The transition from the jungle to the reserve was part of the process of forest administration, where the exploitation of its wealth had to go hand in hand with some ideas of conservation. Thus emerged two categories of forests: the reserve forests and the open or protected forests. The distinction between the two is described thus: "In the former, the entire responsibility of administration and control over the forests and its products rested with the forest department. In the other category, the rights and privileges of the forest department was (sic) confined to specific reserved trees or such rights which were defined exclusively for a specific forest." What is, however, lacking is an analysis of the rationale behind the distinction, and how it advanced the colonial agenda. One wishes, for instance, that some of the interesting, even startling, facts that the author records in the two tables (pages 72 and 74), like the increase in the area of reserve forests in Nagaon district, from just eight square miles in 1882 to 111 square miles in 1884, were analysed in some detail. Instead, we have an exhaustive (and exhausting) account of executive decisions and the administrative process that led to the creation of various reserve forests, their location, areas and expansion (or in rare cases, the diminution) of the areas over the years, and across the districts, with no opportunity lost to cite from official correspondence over a century old.

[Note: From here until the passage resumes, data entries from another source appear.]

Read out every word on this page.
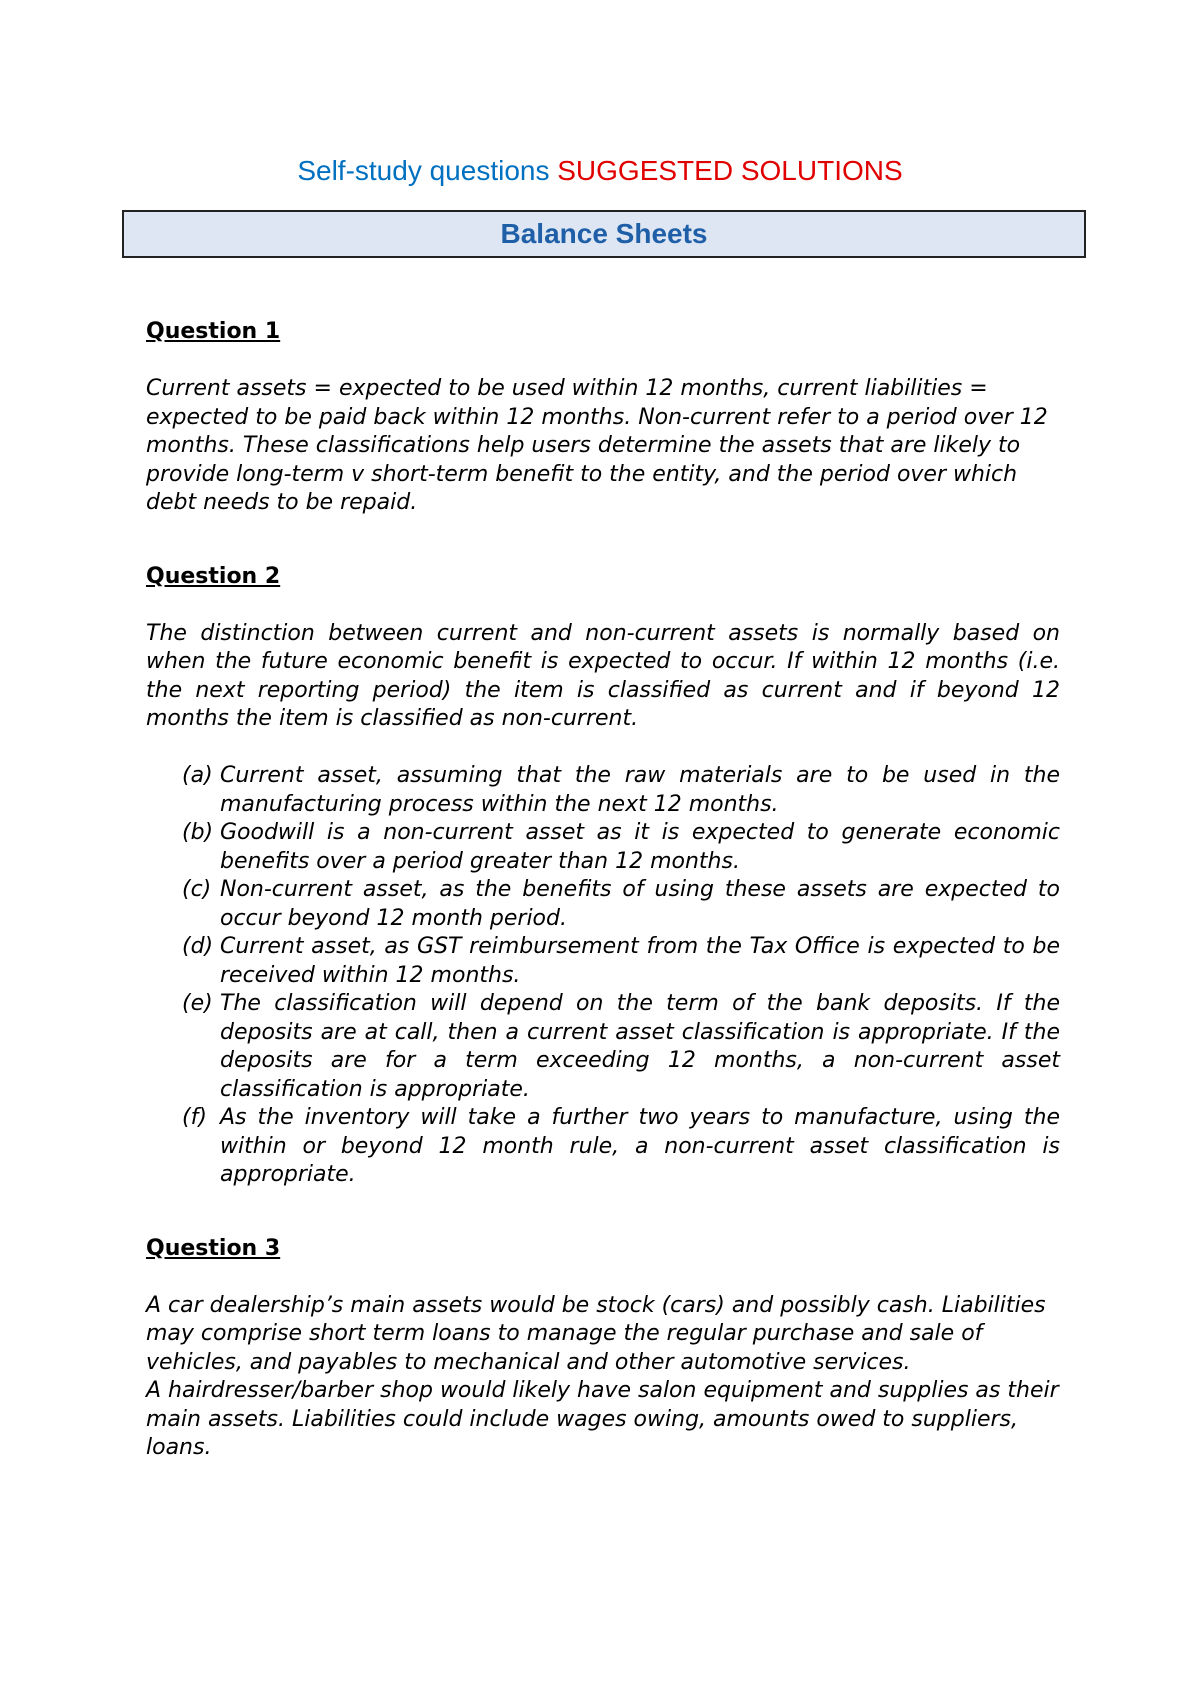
Self-study questions SUGGESTED SOLUTIONS
Balance Sheets
Question 1
Current assets = expected to be used within 12 months, current liabilities = expected to be paid back within 12 months. Non-current refer to a period over 12 months. These classifications help users determine the assets that are likely to provide long-term v short-term benefit to the entity, and the period over which debt needs to be repaid.
Question 2
The distinction between current and non-current assets is normally based on when the future economic benefit is expected to occur. If within 12 months (i.e. the next reporting period) the item is classified as current and if beyond 12 months the item is classified as non-current.
(a) Current asset, assuming that the raw materials are to be used in the manufacturing process within the next 12 months.
(b) Goodwill is a non-current asset as it is expected to generate economic benefits over a period greater than 12 months.
(c) Non-current asset, as the benefits of using these assets are expected to occur beyond 12 month period.
(d) Current asset, as GST reimbursement from the Tax Office is expected to be received within 12 months.
(e) The classification will depend on the term of the bank deposits. If the deposits are at call, then a current asset classification is appropriate. If the deposits are for a term exceeding 12 months, a non-current asset classification is appropriate.
(f) As the inventory will take a further two years to manufacture, using the within or beyond 12 month rule, a non-current asset classification is appropriate.
Question 3
A car dealership’s main assets would be stock (cars) and possibly cash. Liabilities may comprise short term loans to manage the regular purchase and sale of vehicles, and payables to mechanical and other automotive services.
A hairdresser/barber shop would likely have salon equipment and supplies as their main assets. Liabilities could include wages owing, amounts owed to suppliers, loans.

Despite such pointless prolixity, the narration remains interesting simply because the subject itself is so compelling. This is so when the author tears himself from official minutes and gets to discussing the impact of these policies on forest-dwellers and the peasantry in the environs, the conflicts that these engendered and the mobilisation of the peasant resentment by political parties of the Left in terms of a broader opposition to colonial forest policy. What official conservation policies have generally failed to take into account is that the destruction caused to forests and consequently to the larger environment by those who have historically lived in and in the vicinity of the forests is in no way comparable to the far more efficiently organised destruction of the forests for the market by big capital, the logging industry. A recent report from Mato Grosso, Brazil, said that organised gangs of loggers, with the active connivance of the government's environmental protection agency, Ibama, had in the past 15 years illegally extracted two million cubic metres of timber from the rainforest, enough to fill 76,000 lorries and worth $370 million.

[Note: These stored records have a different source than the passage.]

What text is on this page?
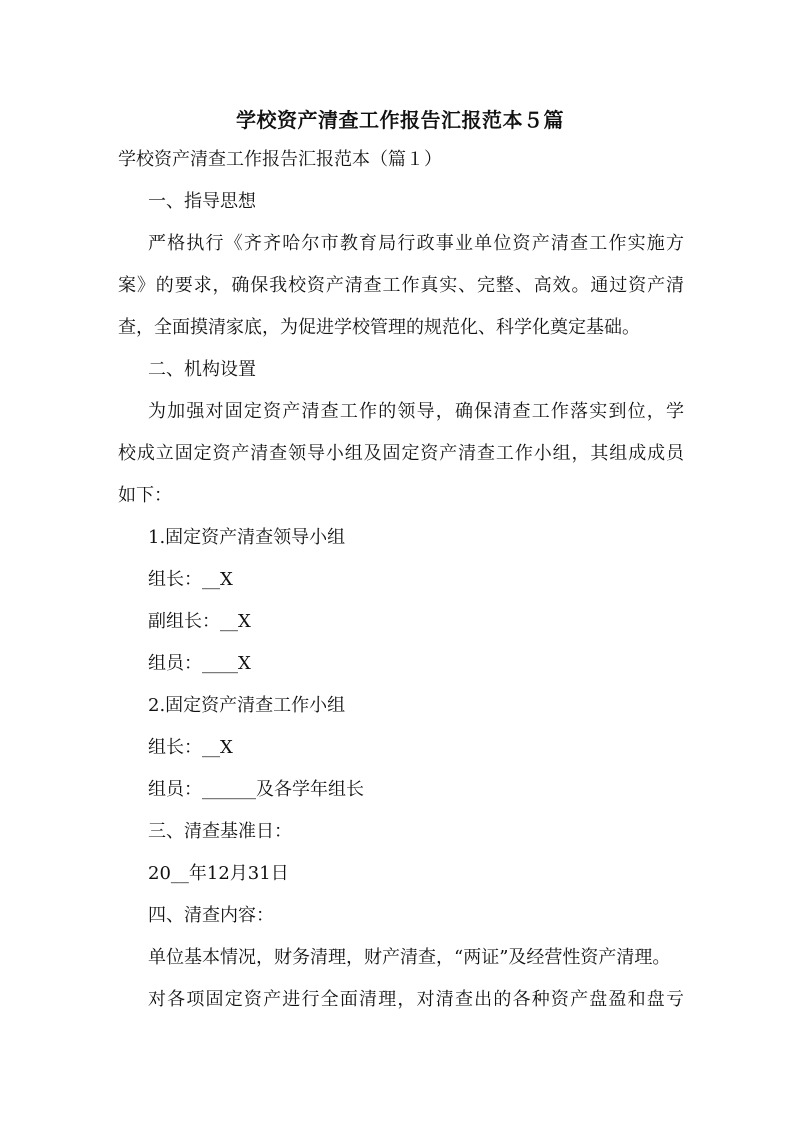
学校资产清查工作报告汇报范本５篇
学校资产清查工作报告汇报范本（篇１）
一、指导思想
严格执行《齐齐哈尔市教育局行政事业单位资产清查工作实施方
案》的要求，确保我校资产清查工作真实、完整、高效。通过资产清
查，全面摸清家底，为促进学校管理的规范化、科学化奠定基础。
二、机构设置
为加强对固定资产清查工作的领导，确保清查工作落实到位，学
校成立固定资产清查领导小组及固定资产清查工作小组，其组成成员
如下：
1.固定资产清查领导小组
组长：__X
副组长：__X
组员：____X
2.固定资产清查工作小组
组长：__X
组员：______及各学年组长
三、清查基准日：
20__年12月31日
四、清查内容：
单位基本情况，财务清理，财产清查，“两证”及经营性资产清理。
对各项固定资产进行全面清理，对清查出的各种资产盘盈和盘亏
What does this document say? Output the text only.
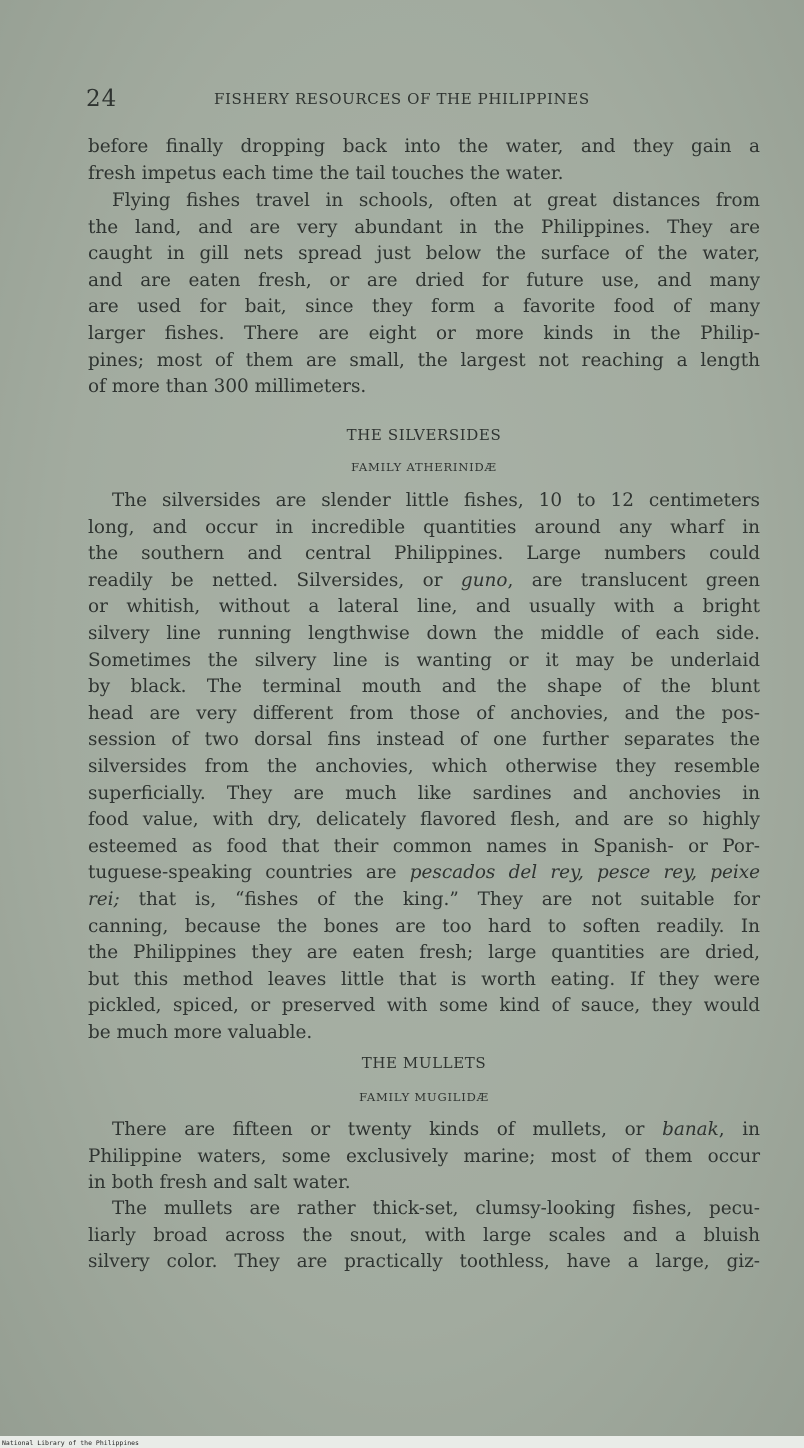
24	FISHERY RESOURCES OF THE PHILIPPINES
before finally dropping back into the water, and they gain a
fresh impetus each time the tail touches the water.
Flying fishes travel in schools, often at great distances from
the land, and are very abundant in the Philippines. They are
caught in gill nets spread just below the surface of the water,
and are eaten fresh, or are dried for future use, and many
are used for bait, since they form a favorite food of many
larger fishes. There are eight or more kinds in the Philip-
pines; most of them are small, the largest not reaching a length
of more than 300 millimeters.
THE SILVERSIDES
FAMILY ATHERINIDÆ
The silversides are slender little fishes, 10 to 12 centimeters
long, and occur in incredible quantities around any wharf in
the southern and central Philippines. Large numbers could
readily be netted. Silversides, or guno, are translucent green
or whitish, without a lateral line, and usually with a bright
silvery line running lengthwise down the middle of each side.
Sometimes the silvery line is wanting or it may be underlaid
by black. The terminal mouth and the shape of the blunt
head are very different from those of anchovies, and the pos-
session of two dorsal fins instead of one further separates the
silversides from the anchovies, which otherwise they resemble
superficially. They are much like sardines and anchovies in
food value, with dry, delicately flavored flesh, and are so highly
esteemed as food that their common names in Spanish- or Por-
tuguese-speaking countries are pescados del rey, pesce rey, peixe
rei; that is, “fishes of the king.” They are not suitable for
canning, because the bones are too hard to soften readily. In
the Philippines they are eaten fresh; large quantities are dried,
but this method leaves little that is worth eating. If they were
pickled, spiced, or preserved with some kind of sauce, they would
be much more valuable.
THE MULLETS
FAMILY MUGILIDÆ
There are fifteen or twenty kinds of mullets, or banak, in
Philippine waters, some exclusively marine; most of them occur
in both fresh and salt water.
The mullets are rather thick-set, clumsy-looking fishes, pecu-
liarly broad across the snout, with large scales and a bluish
silvery color. They are practically toothless, have a large, giz-
National Library of the Philippines
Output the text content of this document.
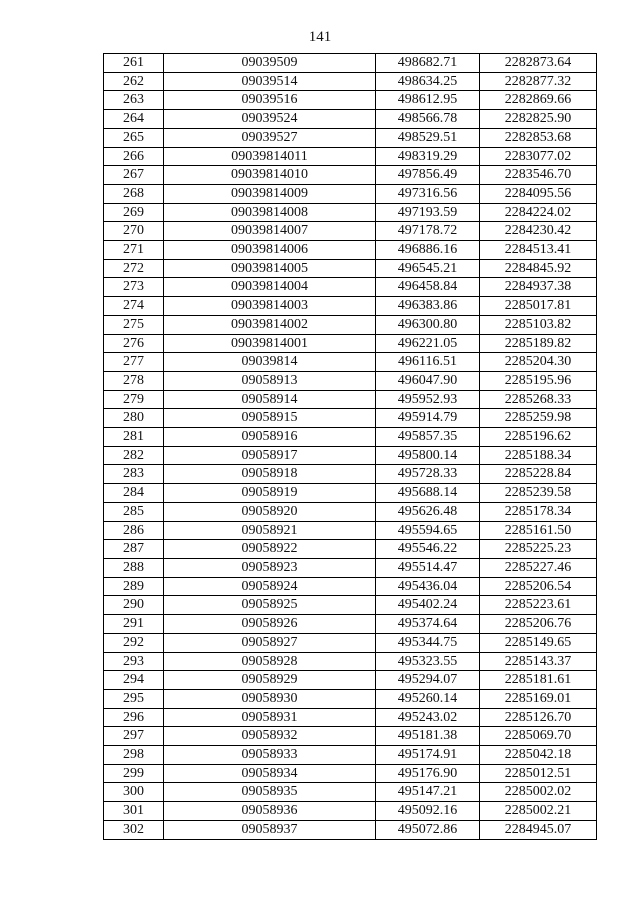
141
261	09039509	498682.71	2282873.64
262	09039514	498634.25	2282877.32
263	09039516	498612.95	2282869.66
264	09039524	498566.78	2282825.90
265	09039527	498529.51	2282853.68
266	09039814011	498319.29	2283077.02
267	09039814010	497856.49	2283546.70
268	09039814009	497316.56	2284095.56
269	09039814008	497193.59	2284224.02
270	09039814007	497178.72	2284230.42
271	09039814006	496886.16	2284513.41
272	09039814005	496545.21	2284845.92
273	09039814004	496458.84	2284937.38
274	09039814003	496383.86	2285017.81
275	09039814002	496300.80	2285103.82
276	09039814001	496221.05	2285189.82
277	09039814	496116.51	2285204.30
278	09058913	496047.90	2285195.96
279	09058914	495952.93	2285268.33
280	09058915	495914.79	2285259.98
281	09058916	495857.35	2285196.62
282	09058917	495800.14	2285188.34
283	09058918	495728.33	2285228.84
284	09058919	495688.14	2285239.58
285	09058920	495626.48	2285178.34
286	09058921	495594.65	2285161.50
287	09058922	495546.22	2285225.23
288	09058923	495514.47	2285227.46
289	09058924	495436.04	2285206.54
290	09058925	495402.24	2285223.61
291	09058926	495374.64	2285206.76
292	09058927	495344.75	2285149.65
293	09058928	495323.55	2285143.37
294	09058929	495294.07	2285181.61
295	09058930	495260.14	2285169.01
296	09058931	495243.02	2285126.70
297	09058932	495181.38	2285069.70
298	09058933	495174.91	2285042.18
299	09058934	495176.90	2285012.51
300	09058935	495147.21	2285002.02
301	09058936	495092.16	2285002.21
302	09058937	495072.86	2284945.07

Official policies towards the forests continue to be contested ideas, as can be seen in the debates generated by the recently published Scheduled Tribes (Recognition of Forest Rights) Bill, 2005. The book under review, covering such a wide variety of themes relating to forests and their environment in the context of Assam, would have been of help in clarifying some of these issues had only the work been less jargon-ridden and more terse and direct in its narration. But then, it is not easy to write in a simple way; and by this yardstick perhaps this review too fails.